Aus Nebelschwaden steigen Fratzen empor, stilisierte, übergroße Köpfe und Körper mit charakteristischen Accessoires. War der Rummel zuvor ein physischer Ort, so beginnt hier der Trip in die Geisterbahn. Lilioms Wahrnehmung verzerrt sich im Jenseits, die auftretenden Figuren erscheinen verformt und verschoben und schieben sich in ein facettenreiches Spiel aus Wahn, Wahrheit und Fiktion.
"In Gesprächen mit der Regie haben wir den Gedanken gefasst, dass er sich vor den Menschen rechtfertigt, die Teil seines Lebensumfelds waren und ihn jetzt be- und verurteilen."
Denn hier formt sich eine groteske Jury aus Akteur:innen seines frühen Lebens: Sei es das gruselige Ehepaar, das im Gegensatz zu Liliom alles richtig gemacht habe und nun, beladen mit Statussymbolen, auf ihn zeige, die Weiblichkeit, der er zwiespältig gegenüberstand, vor der er sich noch immer fürchtet und der er Gewalt entgegenbrachte, weil ihm Empathie und Fürsorge fremd waren und er diesen Eigenschaften nur Verachtung entgegenbringen konnte. Und zudem Teufel und Tod höchstpersönlich. Sie alle fordern Besserung von ihm, Reue und Läuterung nach 16 Jahren Fegefeuer. Nur dann dürfe er für einen Tag ins Leben zurückkehren und seiner bald erwachsenen Tochter wiederbegegnen.
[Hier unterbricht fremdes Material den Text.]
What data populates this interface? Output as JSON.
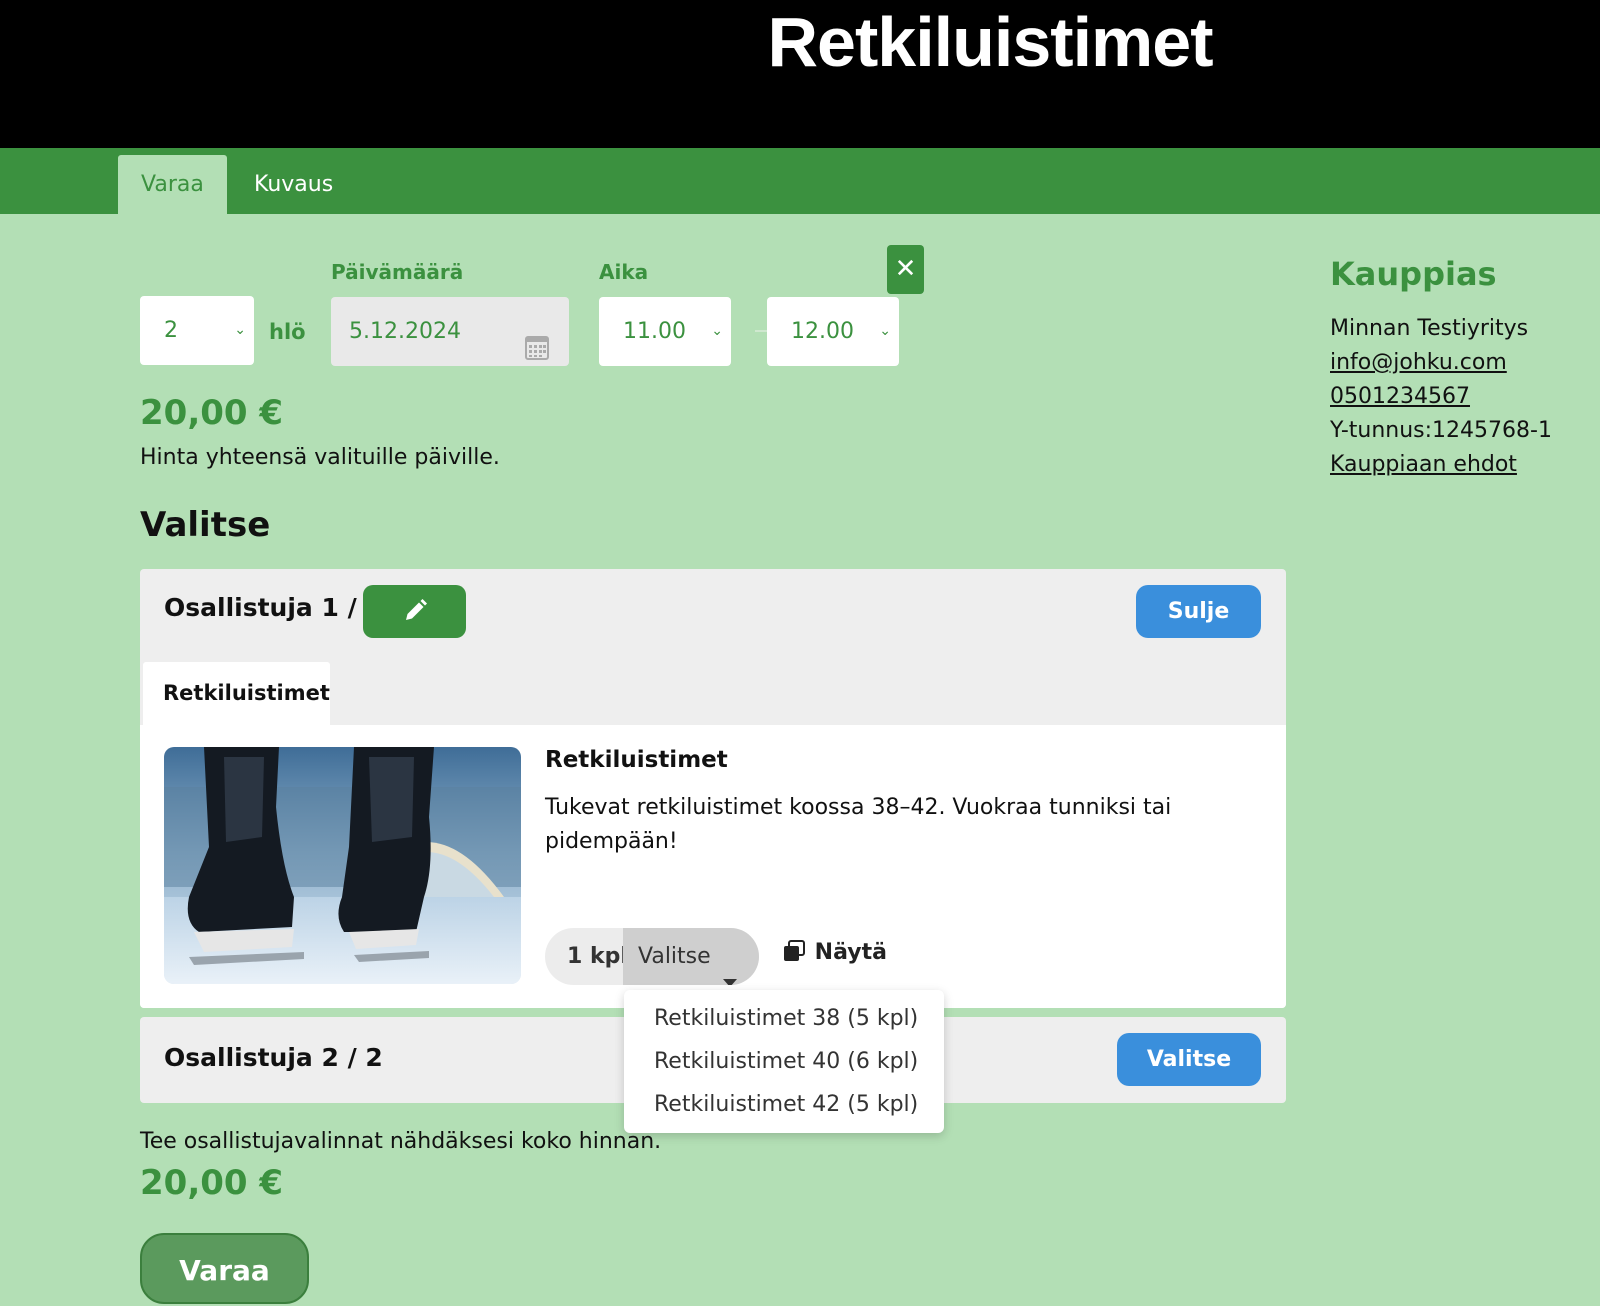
{
  "header": {
    "title": "Retkiluistimet"
  },
  "tabs": {
    "book": "Varaa",
    "description": "Kuvaus"
  },
  "form": {
    "persons_value": "2",
    "persons_unit": "hlö",
    "date_label": "Päivämäärä",
    "date_value": "5.12.2024",
    "time_label": "Aika",
    "start_time": "11.00",
    "end_time": "12.00"
  },
  "pricing": {
    "total": "20,00 €",
    "total_note": "Hinta yhteensä valituille päiville.",
    "bottom_note": "Tee osallistujavalinnat nähdäksesi koko hinnan.",
    "bottom_total": "20,00 €"
  },
  "select_section": {
    "title": "Valitse"
  },
  "participant1": {
    "title": "Osallistuja 1 / 2",
    "close_label": "Sulje",
    "tab_label": "Retkiluistimet",
    "product": {
      "name": "Retkiluistimet",
      "description": "Tukevat retkiluistimet koossa 38–42. Vuokraa tunniksi tai pidempään!",
      "quantity": "1 kpl",
      "choose_label": "Valitse",
      "show_label": "Näytä"
    },
    "dropdown_options": [
      "Retkiluistimet 38 (5 kpl)",
      "Retkiluistimet 40 (6 kpl)",
      "Retkiluistimet 42 (5 kpl)"
    ]
  },
  "participant2": {
    "title": "Osallistuja 2 / 2",
    "choose_label": "Valitse"
  },
  "book_button": "Varaa",
  "merchant": {
    "title": "Kauppias",
    "name": "Minnan Testiyritys",
    "email": "info@johku.com",
    "phone": "0501234567",
    "business_id": "Y-tunnus:1245768-1",
    "terms_link": "Kauppiaan ehdot"
  },
  "colors": {
    "green": "#3b913f",
    "background": "#b3dfb5",
    "blue": "#3a8fdc"
  }
}
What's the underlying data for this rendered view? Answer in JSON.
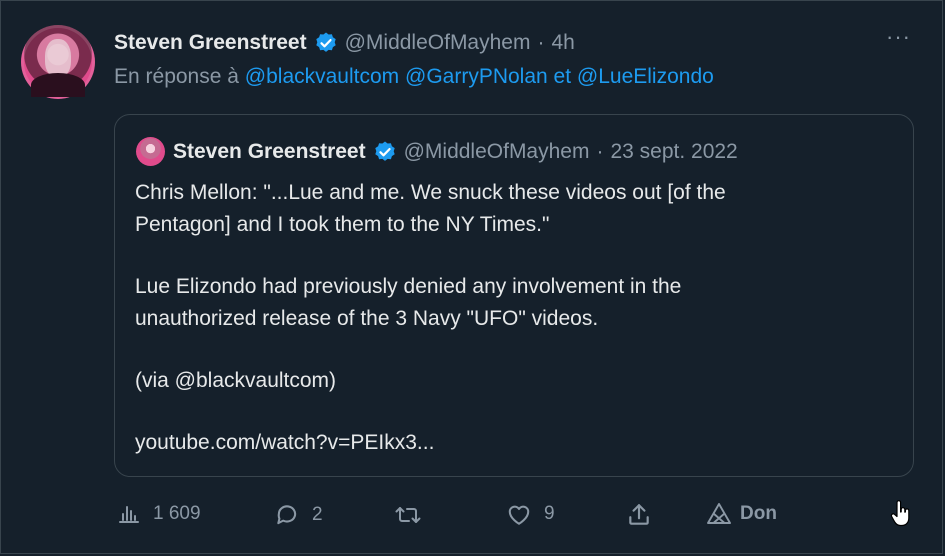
{
  "tweet": {
    "author_name": "Steven Greenstreet",
    "handle": "@MiddleOfMayhem",
    "separator": "·",
    "time": "4h",
    "more_label": "···",
    "reply_prefix": "En réponse à",
    "reply_mentions": [
      "@blackvaultcom",
      "@GarryPNolan",
      "@LueElizondo"
    ],
    "reply_joiner": "et"
  },
  "quoted": {
    "author_name": "Steven Greenstreet",
    "handle": "@MiddleOfMayhem",
    "separator": "·",
    "date": "23 sept. 2022",
    "lines": [
      "Chris Mellon: \"...Lue and me. We snuck these videos out [of the",
      "Pentagon] and I took them to the NY Times.\"",
      "Lue Elizondo had previously denied any involvement in the",
      "unauthorized release of the 3 Navy \"UFO\" videos.",
      "(via @blackvaultcom)",
      "youtube.com/watch?v=PEIkx3..."
    ]
  },
  "actions": {
    "views": "1 609",
    "replies": "2",
    "retweets": "",
    "likes": "9",
    "donate": "Don"
  },
  "colors": {
    "background": "#15202b",
    "accent": "#1d9bf0",
    "muted": "#8b98a5",
    "text": "#e7e9ea"
  },
  "icons": [
    "verified-badge-icon",
    "more-icon",
    "views-icon",
    "reply-icon",
    "retweet-icon",
    "like-icon",
    "share-icon",
    "donate-icon",
    "hand-cursor-icon"
  ]
}
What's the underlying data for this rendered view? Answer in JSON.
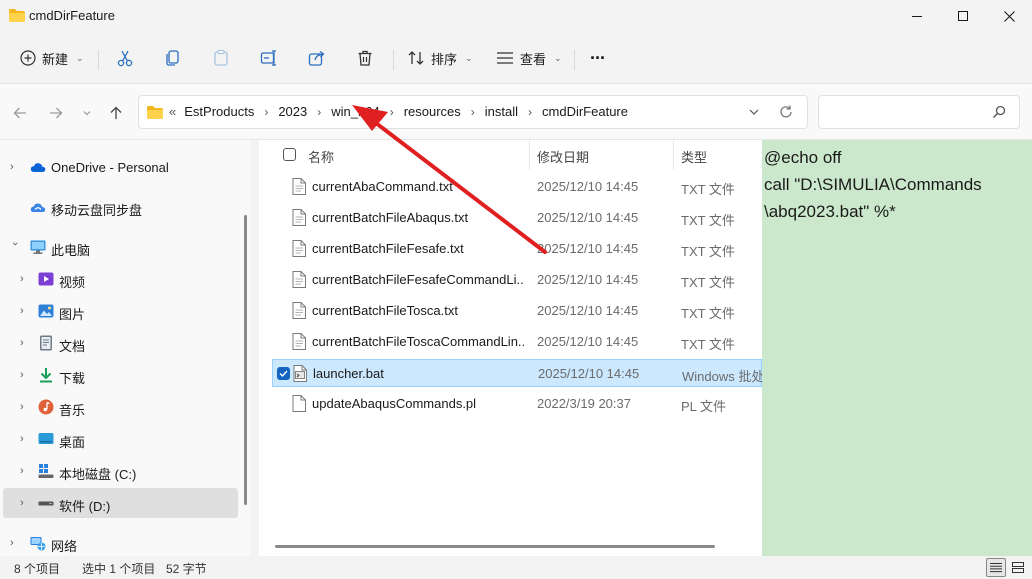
{
  "window": {
    "title": "cmdDirFeature"
  },
  "toolbar": {
    "new_label": "新建",
    "sort_label": "排序",
    "view_label": "查看",
    "more_label": "···"
  },
  "address": {
    "overflow": "«",
    "crumbs": [
      "EstProducts",
      "2023",
      "win_b64",
      "resources",
      "install",
      "cmdDirFeature"
    ]
  },
  "search": {
    "placeholder": ""
  },
  "sidebar": {
    "items": [
      {
        "label": "OneDrive - Personal",
        "icon": "cloud-icon",
        "color": "#0a64d6"
      },
      {
        "label": "移动云盘同步盘",
        "icon": "cloud-sync-icon",
        "color": "#2b6fd6"
      },
      {
        "label": "此电脑",
        "icon": "computer-icon",
        "color": "#2d8fd8"
      },
      {
        "label": "视频",
        "icon": "video-icon",
        "color": "#7b3fd4"
      },
      {
        "label": "图片",
        "icon": "pictures-icon",
        "color": "#2f7fd8"
      },
      {
        "label": "文档",
        "icon": "documents-icon",
        "color": "#6d7a88"
      },
      {
        "label": "下载",
        "icon": "download-icon",
        "color": "#18a058"
      },
      {
        "label": "音乐",
        "icon": "music-icon",
        "color": "#e0603a"
      },
      {
        "label": "桌面",
        "icon": "desktop-icon",
        "color": "#2a9ad8"
      },
      {
        "label": "本地磁盘 (C:)",
        "icon": "windows-drive-icon",
        "color": "#2a7fd8"
      },
      {
        "label": "软件 (D:)",
        "icon": "drive-icon",
        "color": "#555555"
      },
      {
        "label": "网络",
        "icon": "network-icon",
        "color": "#2a7fd8"
      }
    ]
  },
  "columns": {
    "name": "名称",
    "date": "修改日期",
    "type": "类型"
  },
  "files": [
    {
      "name": "currentAbaCommand.txt",
      "date": "2025/12/10 14:45",
      "type": "TXT 文件"
    },
    {
      "name": "currentBatchFileAbaqus.txt",
      "date": "2025/12/10 14:45",
      "type": "TXT 文件"
    },
    {
      "name": "currentBatchFileFesafe.txt",
      "date": "2025/12/10 14:45",
      "type": "TXT 文件"
    },
    {
      "name": "currentBatchFileFesafeCommandLi...",
      "date": "2025/12/10 14:45",
      "type": "TXT 文件"
    },
    {
      "name": "currentBatchFileTosca.txt",
      "date": "2025/12/10 14:45",
      "type": "TXT 文件"
    },
    {
      "name": "currentBatchFileToscaCommandLin...",
      "date": "2025/12/10 14:45",
      "type": "TXT 文件"
    },
    {
      "name": "launcher.bat",
      "date": "2025/12/10 14:45",
      "type": "Windows 批处",
      "selected": true
    },
    {
      "name": "updateAbaqusCommands.pl",
      "date": "2022/3/19 20:37",
      "type": "PL 文件"
    }
  ],
  "preview": {
    "lines": [
      "@echo off",
      "call \"D:\\SIMULIA\\Commands",
      "\\abq2023.bat\" %*"
    ],
    "background": "#cce8cc"
  },
  "status": {
    "count": "8 个项目",
    "selection": "选中 1 个项目",
    "size": "52 字节"
  },
  "annotation": {
    "arrow_color": "#e02020"
  }
}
"Im Experimentieren und Umsetzen sind Materialien hinzugekommen, sodass die Köpfe doch etwas Puppenhafteres angenommen als ich dachte. Das fügt sich in die Nostalgie von Praterbesuchen in der Musik ein", sagt Svenja über den Entstehungsprozess der Masken. Die Materialität fällt auch besonders auf: Trotz ihrer verzerrten Härte sehen die Masken weich aus, formbar. Durch den Mix von Schaumstoff und Strumpfhosen habe sie Rohheit und Fragilität miteinander verbinden wollen, den Albtraumcharakter verstärkte das Team durch den Einsatz von Nebel und gezieltem Lichtdesign, das das plötzliche Auftauchen der Fratzen möglich machte und vielleicht den einen oder anderen Schreckmoment erzeugte. Und tatsächlich sieht sich das Publikum kurz selbst im gleißenden Angesicht der Realität, wird sich nach anderthalb Stunden morbid dunklem Jahrmarktsszenario mit einem markanten Wechsel und der Sichtbarkeit des Publikums konfrontiert. Für die Spieler:innen, so Svenja, sei dem Effekt vorangehende Moment am heikelsten, sie befänden sich unter den Masken im Black und müssten mit eingeschränkter Sicht die Position finden.
Ein Spiel von Materialität und Ästhetiken, in dem sich Timing, Glanz, Sehnsucht und Morbidität wie auf dem Rummel selbst abwechseln.